Economists, including Mohamed El Erian at investment giant Allianz, warn that the longer supply chain disruptions persist, the stronger the stagflationary effects for the global economy.

Trouble in the east

In the run-up to Chinese New Year, companies rush to fulfil orders before holiday factory closures. This year, they may face additional challenges because tensions are rising in the South China Sea.

The Taiwan Strait appears to be where China and the United States face off, yet this is another vital trade route, especially for exporting hi-tech goods.

US Secretary of State Antony Blinken has emphasised the importance of trade flows here, pointing to the potential for global economic disruption if they are interrupted.

If China were to implement a blockade of Taiwan, the disruption to trade would be immense — easily more than $2tn, before factoring in secondary effects.

If China were to implement a blockade of Taiwan, the disruption to trade would be immense - easily more than $2tn.

Not least of the worries is the world's demand for semiconductors, the chips that power everything from mobile phones to electric cars.

Taiwan's manufacturing industry supplies between 56-64% of the global semiconductor foundry market, with South Korea a distant second.
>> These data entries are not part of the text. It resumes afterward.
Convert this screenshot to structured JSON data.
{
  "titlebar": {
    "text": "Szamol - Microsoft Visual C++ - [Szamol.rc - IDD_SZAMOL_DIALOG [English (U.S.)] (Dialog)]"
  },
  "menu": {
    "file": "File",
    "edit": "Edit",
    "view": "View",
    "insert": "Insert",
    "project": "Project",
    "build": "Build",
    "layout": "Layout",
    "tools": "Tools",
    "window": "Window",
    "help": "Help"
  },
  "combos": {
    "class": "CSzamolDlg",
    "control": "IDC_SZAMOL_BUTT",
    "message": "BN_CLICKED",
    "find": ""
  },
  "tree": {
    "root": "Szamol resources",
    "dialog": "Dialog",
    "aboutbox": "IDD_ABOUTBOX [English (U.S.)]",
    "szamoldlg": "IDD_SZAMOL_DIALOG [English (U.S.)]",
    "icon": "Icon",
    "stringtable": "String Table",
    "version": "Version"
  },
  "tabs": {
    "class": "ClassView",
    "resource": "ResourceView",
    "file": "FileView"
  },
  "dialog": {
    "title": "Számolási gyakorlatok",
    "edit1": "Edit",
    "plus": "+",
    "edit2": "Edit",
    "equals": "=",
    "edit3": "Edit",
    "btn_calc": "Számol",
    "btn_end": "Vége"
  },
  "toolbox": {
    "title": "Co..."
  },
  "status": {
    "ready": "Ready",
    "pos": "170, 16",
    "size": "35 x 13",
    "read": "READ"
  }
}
The chips are so valuable that they account for around 15% of the island's GDP.

Analysts at the New York-based Rhodium Group say disruptions from a conflict in the Taiwan Strait "would be felt immediately and would be difficult to reverse… They would impact trade and investment on a global scale, leaving few countries untouched".

Trouble in the west

The Panama Canal is the world's second busiest man-made shipping lane. Although ships passing through it are neither being shot at nor risk being blockaded, there are still problems galore – this time, from the climate.

As highlighted in Davos by Tobias Meyer, chief executive of global logistics firm DHL, this crucial conduit for global trade has been hit by water shortages and drought driven by climate change and the El Niño weather phenomenon.
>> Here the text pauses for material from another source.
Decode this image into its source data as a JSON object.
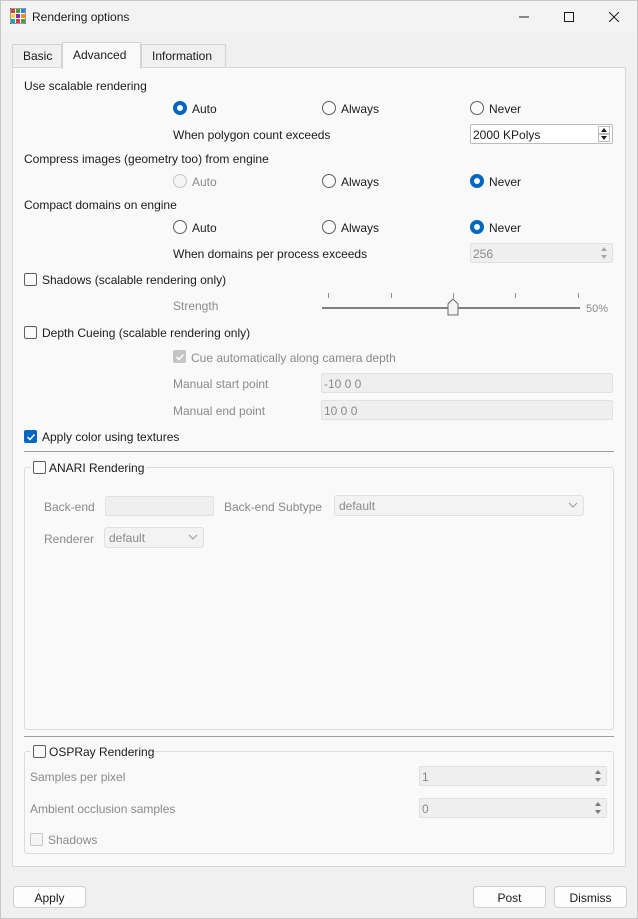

The lakes that feed the canal are drying up and the series of locks connecting the Atlantic to the Pacific are now almost too shallow to let the largest container ships through.

In normal times, the Panama Canal carries about 5% of global maritime trade, generating $2.5bn in revenue for the country, but these are not normal times.

The lakes that feed the Panama Canal are drying up. The locks are now almost too shallow to let the largest container ships through.

Such are the problems that rival states in South and Central America are trying to come up with alternatives. Among the most viable is a land-based route across Mexico.

Containers would be unloaded from ships onto trains or lorries at one port and carried cross-country before being reloaded onto a ship on the other side.

Navigating choppy waters

The challenges are many and change is needed to secure global supply chains. Until then, big money is hedging its bets.

One big loser could be globalisation. On the increase are trends such as 'nearshoring' or 'reshoring', whereby production is localised and relocated to be brought nearer to home markets, reducing exposure to world shocks.

To some, this is simply mitigating risk. To others, it is beginning to look a lot like protectionism. Yet, as nations grapple with economic uncertainty, the allure of safeguarding domestic industry grows increasingly tempting.

Even China's Premier Li Qiang denounced "discriminatory measures for trade and investment" in a veiled reference to the US, shedding light on the intricate diplomatic dance of economic policies in an interconnected world.

The Red Sea, Taiwan, and Panama are critical nodes in the global trade network. Each has its own challenges and opportunities in these fraught times.

With the fragility of global trade exposed, there is a growing need to move beyond reactive measures to proactive measures to safeguard trade routes.

Global trade is not one monolithic entity but a complex ecosystem, susceptible to myriad influences, whether they be political, military, or climate related.

A comprehensive and collaborative approach is needed to ensure the resilience and adaptability of the global trade network. Until then, many more sleepless nights await.